Katie watched as the other two nurses pulled out guns and ducked behind one of the control panels. The guards fired the first shots, using the main doors to the control room as shields.

“Don’t hit the girl!” J’lynn screamed. Katie trying looking for her handler but she was obviously hiding somewhere already. Not willing to risk bodily harm to save her pay check.

It was Jason who grabbed the stretcher and pulled it over dropping her painfully onto the floor. He used the stretcher as a shield, pulling it and her closer towards the broadcast desks in the room.

This is some kind of rescue, she said mentally to him. She was beginning to feel light headed and wondered if the stuff in the syringe was taking effect.

Well this isn’t exactly how I planned it, Jason replied. He pushed her underneath the nearest desk and pulled out his gun. You stay here and don’t move. Jason left her under the desk dragging the stretcher with him towards the far wall. She didn’t have much of a choice in obeying him, not with the extent of her wounds.

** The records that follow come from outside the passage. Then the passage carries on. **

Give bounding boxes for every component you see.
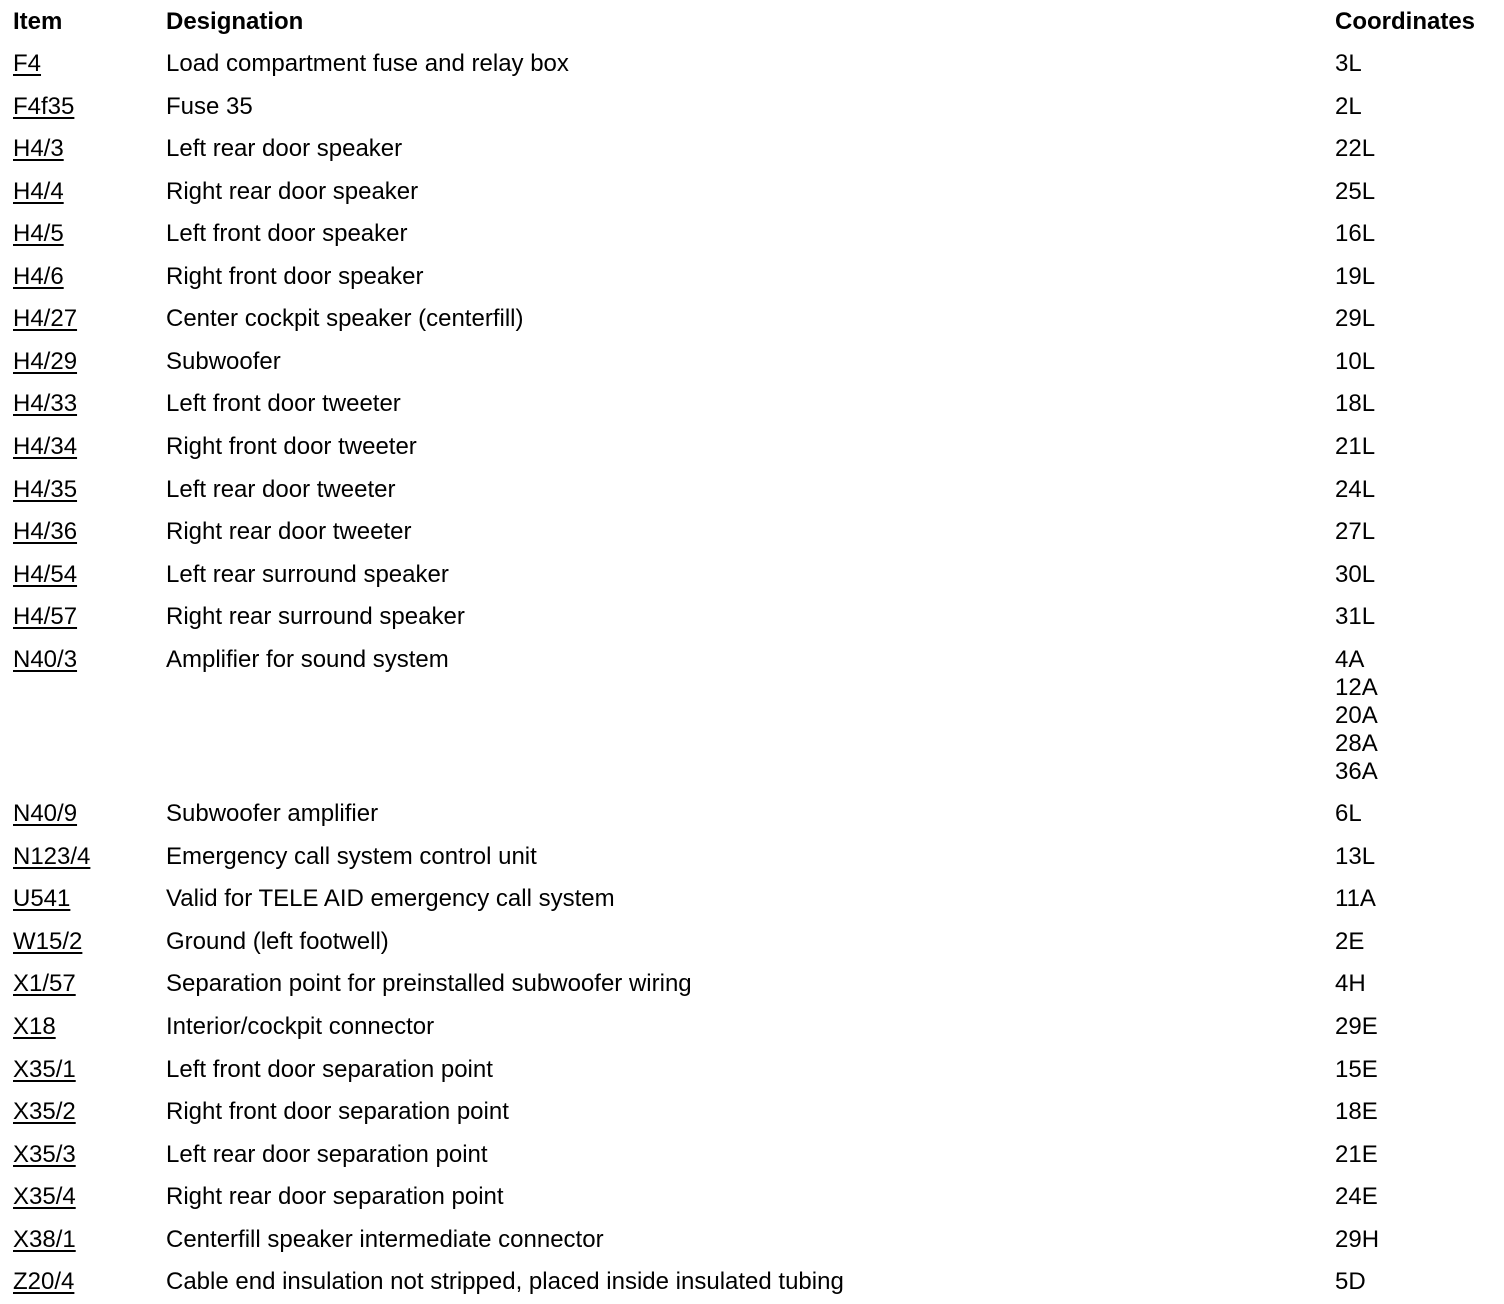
- coordinates-cell: [1335, 178, 1375, 206]
- column-header-item: Item: [13, 8, 63, 35]
- item-link[interactable]: H4/6: [13, 263, 64, 290]
- coordinates-cell: [1335, 1226, 1379, 1254]
- item-link[interactable]: H4/5: [13, 220, 64, 247]
- designation-cell: Subwoofer: [166, 348, 281, 375]
- coordinates-cell: [1335, 518, 1375, 546]
- designation-cell: Left rear door speaker: [166, 135, 403, 162]
- designation-cell: Left rear door separation point: [166, 1141, 488, 1168]
- item-link[interactable]: H4/4: [13, 178, 64, 205]
- designation-cell: Right rear door tweeter: [166, 518, 412, 545]
- coordinate-value: 10L: [1335, 348, 1376, 375]
- coordinates-cell: [1335, 843, 1375, 871]
- coordinate-value: 2L: [1335, 93, 1362, 120]
- designation-cell: Ground (left footwell): [166, 928, 389, 955]
- coordinate-value: 21L: [1335, 433, 1376, 460]
- designation-cell: Left front door tweeter: [166, 390, 401, 417]
- item-link[interactable]: H4/33: [13, 390, 78, 417]
- coordinates-cell: [1335, 433, 1375, 461]
- item-link[interactable]: H4/29: [13, 348, 78, 375]
- coordinates-cell: [1335, 561, 1375, 589]
- coordinates-cell: [1335, 1056, 1378, 1084]
- coordinates-cell: [1335, 263, 1375, 291]
- item-link[interactable]: H4/3: [13, 135, 64, 162]
- coordinates-cell: [1335, 1098, 1378, 1126]
- coordinate-value: 11A: [1335, 885, 1376, 912]
- coordinate-value: 19L: [1335, 263, 1376, 290]
- coordinates-cell: [1335, 970, 1366, 998]
- item-link[interactable]: X35/3: [13, 1141, 76, 1168]
- coordinate-value: 29H: [1335, 1226, 1380, 1253]
- designation-cell: Right front door speaker: [166, 263, 424, 290]
- item-link[interactable]: H4/35: [13, 476, 78, 503]
- coordinate-value: 16L: [1335, 220, 1376, 247]
- coordinates-cell: [1335, 603, 1375, 631]
- item-link[interactable]: H4/27: [13, 305, 78, 332]
- coordinate-value: 3L: [1335, 50, 1362, 77]
- designation-cell: Right front door separation point: [166, 1098, 509, 1125]
- coordinates-cell: [1335, 646, 1378, 786]
- designation-cell: Left front door speaker: [166, 220, 408, 247]
- designation-cell: Right rear surround speaker: [166, 603, 465, 630]
- item-link[interactable]: X18: [13, 1013, 56, 1040]
- designation-cell: Valid for TELE AID emergency call system: [166, 885, 615, 912]
- coordinates-cell: [1335, 800, 1362, 828]
- designation-cell: Fuse 35: [166, 93, 253, 120]
- coordinate-value: 25L: [1335, 178, 1376, 205]
- coordinate-value: 28A: [1335, 730, 1378, 757]
- item-link[interactable]: X1/57: [13, 970, 76, 997]
- coordinate-value: 21E: [1335, 1141, 1378, 1168]
- item-link[interactable]: F4: [13, 50, 42, 77]
- designation-cell: Interior/cockpit connector: [166, 1013, 435, 1040]
- coordinate-value: 18L: [1335, 390, 1376, 417]
- item-link[interactable]: X35/2: [13, 1098, 76, 1125]
- item-link[interactable]: H4/54: [13, 561, 78, 588]
- coordinate-value: 31L: [1335, 603, 1376, 630]
- item-link[interactable]: N40/3: [13, 646, 78, 673]
- coordinates-cell: [1335, 476, 1375, 504]
- coordinates-cell: [1335, 135, 1375, 163]
- designation-cell: Left rear door tweeter: [166, 476, 396, 503]
- coordinate-value: 30L: [1335, 561, 1376, 588]
- item-link[interactable]: U541: [13, 885, 71, 912]
- coordinates-cell: [1335, 1013, 1378, 1041]
- designation-cell: Separation point for preinstalled subwoofer wiring: [166, 970, 692, 997]
- item-link[interactable]: N123/4: [13, 843, 91, 870]
- coordinate-value: 15E: [1335, 1056, 1378, 1083]
- coordinates-cell: [1335, 885, 1376, 913]
- coordinates-cell: [1335, 305, 1375, 333]
- coordinates-cell: [1335, 348, 1375, 376]
- coordinate-value: 4A: [1335, 646, 1365, 673]
- item-link[interactable]: X38/1: [13, 1226, 76, 1253]
- column-header-designation: Designation: [166, 8, 304, 35]
- designation-cell: Left rear surround speaker: [166, 561, 449, 588]
- coordinates-cell: [1335, 390, 1375, 418]
- column-header-coordinates: Coordinates: [1335, 8, 1476, 35]
- designation-cell: Subwoofer amplifier: [166, 800, 379, 827]
- coordinate-value: 27L: [1335, 518, 1376, 545]
- coordinates-cell: [1335, 220, 1375, 248]
- coordinates-cell: [1335, 1183, 1378, 1211]
- coordinates-cell: [1335, 928, 1364, 956]
- coordinate-value: 18E: [1335, 1098, 1378, 1125]
- coordinate-value: 12A: [1335, 674, 1378, 701]
- coordinate-value: 24L: [1335, 476, 1376, 503]
- coordinate-value: 6L: [1335, 800, 1362, 827]
- coordinate-value: 5D: [1335, 1268, 1366, 1295]
- coordinate-value: 22L: [1335, 135, 1376, 162]
- coordinate-value: 29L: [1335, 305, 1376, 332]
- coordinate-value: 29E: [1335, 1013, 1378, 1040]
- item-link[interactable]: H4/34: [13, 433, 78, 460]
- item-link[interactable]: H4/57: [13, 603, 78, 630]
- coordinate-value: 20A: [1335, 702, 1378, 729]
- designation-cell: Centerfill speaker intermediate connector: [166, 1226, 604, 1253]
- designation-cell: Left front door separation point: [166, 1056, 493, 1083]
- designation-cell: Right rear door separation point: [166, 1183, 504, 1210]
- designation-cell: Emergency call system control unit: [166, 843, 537, 870]
- designation-cell: Center cockpit speaker (centerfill): [166, 305, 524, 332]
- item-link[interactable]: F4f35: [13, 93, 75, 120]
- designation-cell: Right rear door speaker: [166, 178, 419, 205]
- coordinates-cell: [1335, 1268, 1366, 1296]
- item-link[interactable]: X35/1: [13, 1056, 76, 1083]
- coordinates-cell: [1335, 93, 1362, 121]
- designation-cell: Load compartment fuse and relay box: [166, 50, 569, 77]
- designation-cell: Cable end insulation not stripped, placed inside insulated tubing: [166, 1268, 844, 1295]
- coordinates-cell: [1335, 50, 1362, 78]
- designation-cell: Right front door tweeter: [166, 433, 417, 460]
- coordinate-value: 2E: [1335, 928, 1365, 955]
- coordinate-value: 13L: [1335, 843, 1376, 870]
- item-link[interactable]: W15/2: [13, 928, 83, 955]
- item-link[interactable]: N40/9: [13, 800, 78, 827]
- coordinate-value: 4H: [1335, 970, 1366, 997]
- item-link[interactable]: Z20/4: [13, 1268, 75, 1295]
- coordinates-cell: [1335, 1141, 1378, 1169]
- coordinate-value: 24E: [1335, 1183, 1378, 1210]
- item-link[interactable]: X35/4: [13, 1183, 76, 1210]
- coordinate-value: 36A: [1335, 758, 1378, 785]
- item-link[interactable]: H4/36: [13, 518, 78, 545]
- designation-cell: Amplifier for sound system: [166, 646, 449, 673]
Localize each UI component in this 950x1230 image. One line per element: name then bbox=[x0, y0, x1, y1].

What about… Katie started to ask him if she would loose consciousness but she already knew the answer. The guns shots sounded fuzzy, as if someone had turned the volume down low on a poor quality receiver, and it was hard to keep her eyes open.

But why me? Of all the people in the compound why would they risk saving her? And who where they?

Her eye lids seemed sealed shut with lead weights when she got part of her answer.

You alone could take down the Compound, Katie. We need you.

Katie never got to respond before she succumbed to the darkness.